“Ora puoi lasciare, o Signore, che il tuo servo vada in pace, secondo la tua parola, perché i miei occhi hanno visto la tua salvezza, preparata da te davanti a tutti i popoli: luce per rivelarti alle genti e gloria del tuo popolo, Israele.” (Luca 2,19-35).
La benedizione al Tempio del figlio primogenito é un rito fondamentale nella cultura e religiosità ebraica, sin dai tempi di Mosè. É una benedizione che riguarda il figlio ma anche i genitori che sono chiamati ad accompagnarlo alla fede.
Anche Maria e Giuseppe compiono questo rito. É il segno di un affidamento al Signore del Figlio Gesù, a cui Simeone, da anziano e uomo pio, aggiunge parole di benedizione in quella che noi conosciamo come il Cantico di Simeone, che recitiamo prima del riposo.
Simeone oltre ad essere un uomo di fede é un profeta benedicente perché indica la strada verso la quale Gesù sarà chiamato ad incamminarsi.
Le parole di Simeone sono molto forti e un po’ destabilizzano Maria e Giuseppe che sono stupiti di questa benedizione e delle parole conclusive di Simeone. Sono parole che testimoniano che Gesù, il Cristo, il Messia e messaggero di D-o, il Figlio del D-o vivente, é qui per la caduta e la resurrezione di molti in Israele ed é segno di contraddizione.
Sono parole che nel tempo di Natale ci scuotono dall’irenico sapore di un tempo natalizio dove tutti dovremmo, si dice, diventare più buoni. Eh no! Non é proprio così. La liturgia ci mette in guardia dal sentirci a posto e legati solo ai buoni propositi.

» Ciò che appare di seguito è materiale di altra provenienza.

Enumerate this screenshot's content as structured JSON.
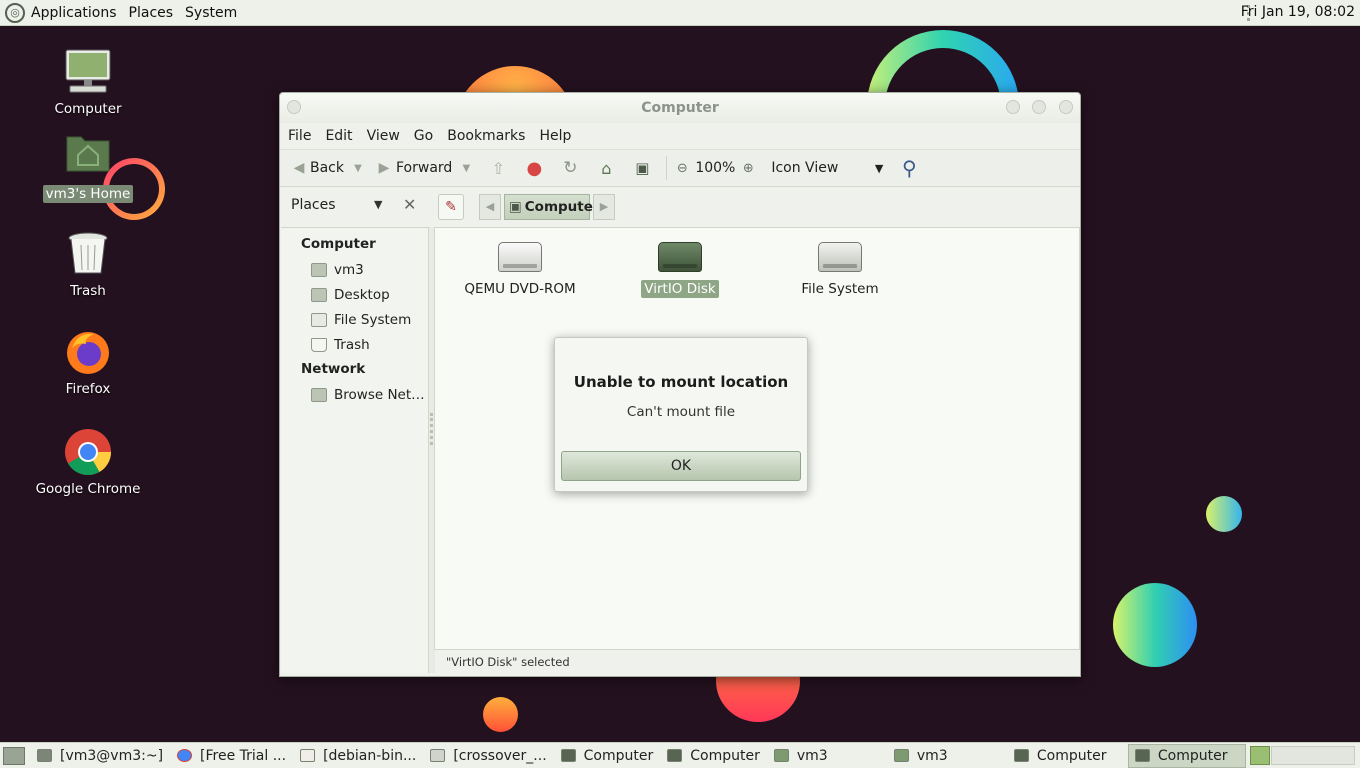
{
  "top_panel": {
    "menus": [
      "Applications",
      "Places",
      "System"
    ],
    "clock": "Fri Jan 19, 08:02"
  },
  "desktop_icons": [
    {
      "label": "Computer",
      "icon": "computer-icon"
    },
    {
      "label": "vm3's Home",
      "icon": "home-folder-icon",
      "selected": true
    },
    {
      "label": "Trash",
      "icon": "trash-icon"
    },
    {
      "label": "Firefox",
      "icon": "firefox-icon"
    },
    {
      "label": "Google Chrome",
      "icon": "chrome-icon"
    }
  ],
  "window": {
    "title": "Computer",
    "menus": [
      "File",
      "Edit",
      "View",
      "Go",
      "Bookmarks",
      "Help"
    ],
    "toolbar": {
      "back": "Back",
      "forward": "Forward",
      "zoom": "100%",
      "view_mode": "Icon View"
    },
    "side_pane_mode": "Places",
    "breadcrumb": "Computer",
    "sidebar": {
      "computer_heading": "Computer",
      "computer_items": [
        "vm3",
        "Desktop",
        "File System",
        "Trash"
      ],
      "network_heading": "Network",
      "network_items": [
        "Browse Net…"
      ]
    },
    "files": [
      {
        "label": "QEMU DVD-ROM",
        "icon": "optical-drive-icon"
      },
      {
        "label": "VirtIO Disk",
        "icon": "hard-disk-icon",
        "selected": true
      },
      {
        "label": "File System",
        "icon": "filesystem-drive-icon"
      }
    ],
    "status": "\"VirtIO Disk\" selected"
  },
  "dialog": {
    "title": "Unable to mount location",
    "message": "Can't mount file",
    "ok": "OK"
  },
  "taskbar": {
    "tasks": [
      {
        "label": "[vm3@vm3:~]",
        "icon": "terminal-icon"
      },
      {
        "label": "[Free Trial ...",
        "icon": "chrome-icon"
      },
      {
        "label": "[debian-bin...",
        "icon": "text-editor-icon"
      },
      {
        "label": "[crossover_...",
        "icon": "package-icon"
      },
      {
        "label": "Computer",
        "icon": "computer-icon"
      },
      {
        "label": "Computer",
        "icon": "computer-icon"
      },
      {
        "label": "vm3",
        "icon": "folder-icon"
      },
      {
        "label": "vm3",
        "icon": "folder-icon"
      },
      {
        "label": "Computer",
        "icon": "computer-icon"
      },
      {
        "label": "Computer",
        "icon": "computer-icon",
        "active": true
      }
    ]
  },
  "colors": {
    "desktop_bg": "#24111f",
    "panel_bg": "#eef1ea",
    "selection": "#8ea686"
  }
}
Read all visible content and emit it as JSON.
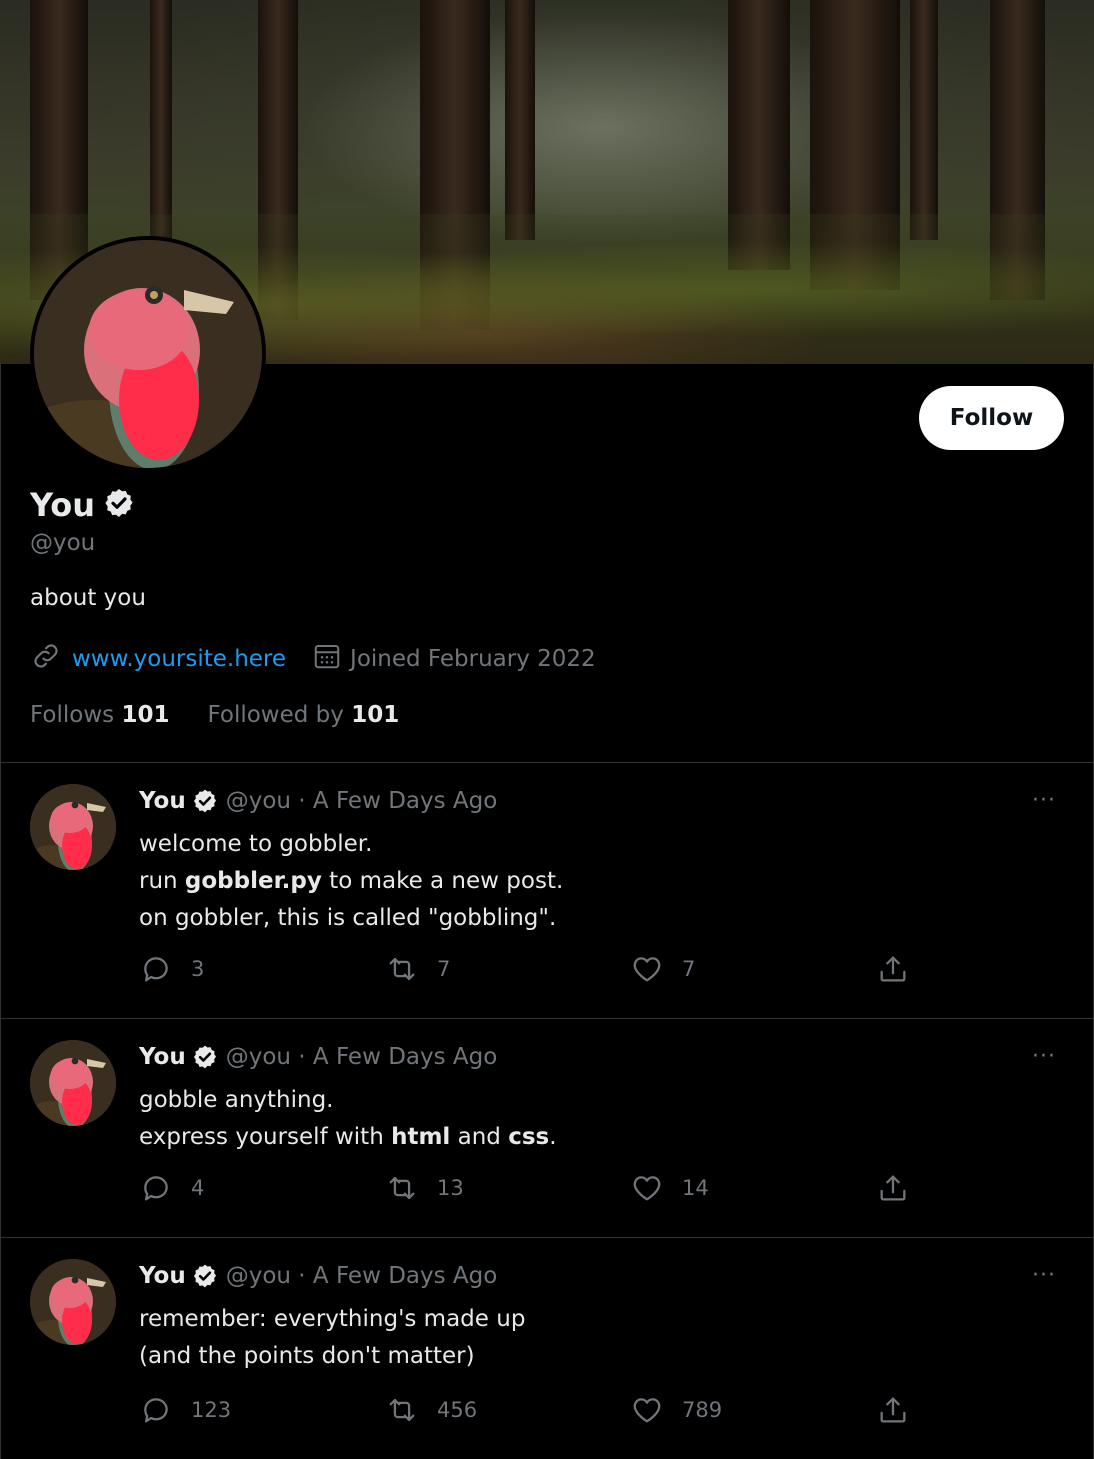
{
  "profile": {
    "name": "You",
    "handle": "@you",
    "bio": "about you",
    "website": "www.yoursite.here",
    "joined": "Joined February 2022",
    "follows_label": "Follows",
    "follows_count": "101",
    "followed_by_label": "Followed by",
    "followed_by_count": "101",
    "follow_button": "Follow"
  },
  "posts": [
    {
      "name": "You",
      "meta": "@you · A Few Days Ago",
      "more": "···",
      "lines": [
        [
          "welcome to gobbler."
        ],
        [
          "run ",
          "gobbler.py",
          " to make a new post."
        ],
        [
          "on gobbler, this is called \"gobbling\"."
        ]
      ],
      "replies": "3",
      "reposts": "7",
      "likes": "7"
    },
    {
      "name": "You",
      "meta": "@you · A Few Days Ago",
      "more": "···",
      "lines": [
        [
          "gobble anything."
        ],
        [
          "express yourself with ",
          "html",
          " and ",
          "css",
          "."
        ]
      ],
      "replies": "4",
      "reposts": "13",
      "likes": "14"
    },
    {
      "name": "You",
      "meta": "@you · A Few Days Ago",
      "more": "···",
      "lines": [
        [
          "remember: everything's made up"
        ],
        [
          "(and the points don't matter)"
        ]
      ],
      "replies": "123",
      "reposts": "456",
      "likes": "789"
    }
  ],
  "colors": {
    "background": "#000000",
    "text": "#e7e9ea",
    "muted": "#71767b",
    "link": "#1d9bf0",
    "divider": "#2f3336"
  },
  "icons": {
    "verified": "verified-badge-icon",
    "link": "link-icon",
    "calendar": "calendar-icon",
    "reply": "reply-icon",
    "repost": "repost-icon",
    "like": "heart-icon",
    "share": "share-icon"
  }
}
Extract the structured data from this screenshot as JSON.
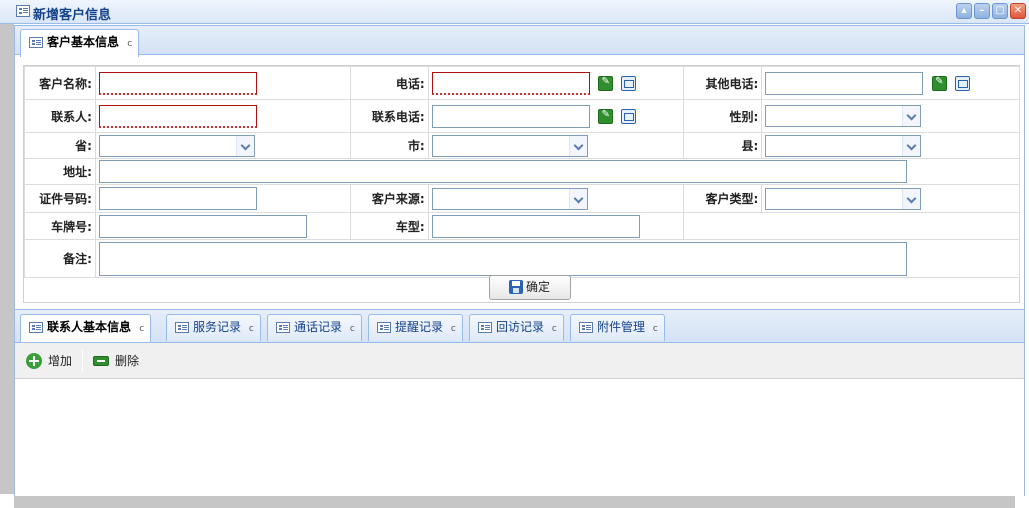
{
  "window": {
    "title": "新增客户信息",
    "tools": [
      "▴",
      "–",
      "▢",
      "✕"
    ]
  },
  "top_tab": {
    "label": "客户基本信息",
    "refresh": "c"
  },
  "form": {
    "customer_name_label": "客户名称:",
    "phone_label": "电话:",
    "other_phone_label": "其他电话:",
    "contact_label": "联系人:",
    "contact_phone_label": "联系电话:",
    "gender_label": "性别:",
    "province_label": "省:",
    "city_label": "市:",
    "county_label": "县:",
    "address_label": "地址:",
    "id_number_label": "证件号码:",
    "source_label": "客户来源:",
    "type_label": "客户类型:",
    "plate_label": "车牌号:",
    "model_label": "车型:",
    "remark_label": "备注:",
    "confirm_label": "确定"
  },
  "bottom_tabs": [
    {
      "label": "联系人基本信息",
      "refresh": "c"
    },
    {
      "label": "服务记录",
      "refresh": "c"
    },
    {
      "label": "通话记录",
      "refresh": "c"
    },
    {
      "label": "提醒记录",
      "refresh": "c"
    },
    {
      "label": "回访记录",
      "refresh": "c"
    },
    {
      "label": "附件管理",
      "refresh": "c"
    }
  ],
  "toolbar": {
    "add_label": "增加",
    "delete_label": "删除"
  }
}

Il Bambino della grotta di Betlemme é segno di contraddizione rispetto alla nostra incapacità di ascoltare, vedere e costruire un mondo migliore di quello che abbiamo alle spalle.
Questa é la luce del Natale, stiamone certi!
30/12/2018 – Santa Famiglia di Nazareth
“Al vederlo restarono stupiti, e sua madre gli disse: «Figlio, perché ci hai fatto questo? Ecco, tuo padre e io, angosciati, ti cercavamo». Ed egli rispose loro: «Perché mi cercavate? Non sapevate che io devo occuparmi delle cose del Padre mio?». Ma essi non compresero ciò che aveva detto loro.” (Luca 2,41-54).
La liturgia in questa domenica del tempo di Natale ci offre la possibilità di riflettere e meditare un passo della scrittura evangelica di Luca.
É un racconto quello che ascoltiamo che non deve trarre in inganno. La vicenda di Gesù che rimane ad ascoltare, porre domande, dialogare con i maestri e dottori della Legge non é un qualcosa di strano. All’età di dodici/tredici anni un preadolescente ebreo entra nel periodo della responsabilità di vivere la fede.
E nemmeno dobbiamo giudicare superficialmente la distrazione di Maria e Giuseppe che si accorgono che Gesù non sta ritornando a Nazareth con loro.
L’Evangelo di questa domenica mette in evidenza alcune dimensioni importanti della relazione tra la nostra umanità e il nostro rapporto con D-o.
La famiglia é al centro di questa relazione, potremmo dire educativa, non solo nel vivere la quotidianità ma un quotidiano orientato al Signore, al Padre. Tutto l’Evangelo ci indica la dimensione di forte rapporto tra Gesù e il Padre, a partire dalla tradizione religiosa ebraica vissuta da Maria e Giuseppe: vivere la Pasqua, andare al Tempio, ascoltare la Parola, crescere e conoscere la Legge.
Ma l’Evangelo di questa domenica ci pone anche di fronte ad uno distacco e una dimensione altra della fede. Questo scopriamo in Gesù che quasi rimprovera i suoi genitori indicando un nuovo rapporto con il Padre. É lo stupore dei genitori ma anche il fatto che dopo l’incontro Maria conserva tutte queste cose nel proprio cuore. E così pure cogliere l’impegno di Gesù nel crescere in sapienza, età e grazia.
L’insegnamento dell’Evangelo dedicato alla Santa Famiglia di Nazareth ci invita a rimettere al centro l’impegno a vivere la dimensione di fede comunitaria ed educativa, che oggi purtroppo nella nostra realtà stiamo perdendo. La famiglia, nelle sue dinamiche quotidiane, spesso faticose, fragili, fatta di gioie e dolori, é il luogo privilegiato per cogliere la novità della Parola e della condivisione che per noi cristiani viviamo nella Eucaristia.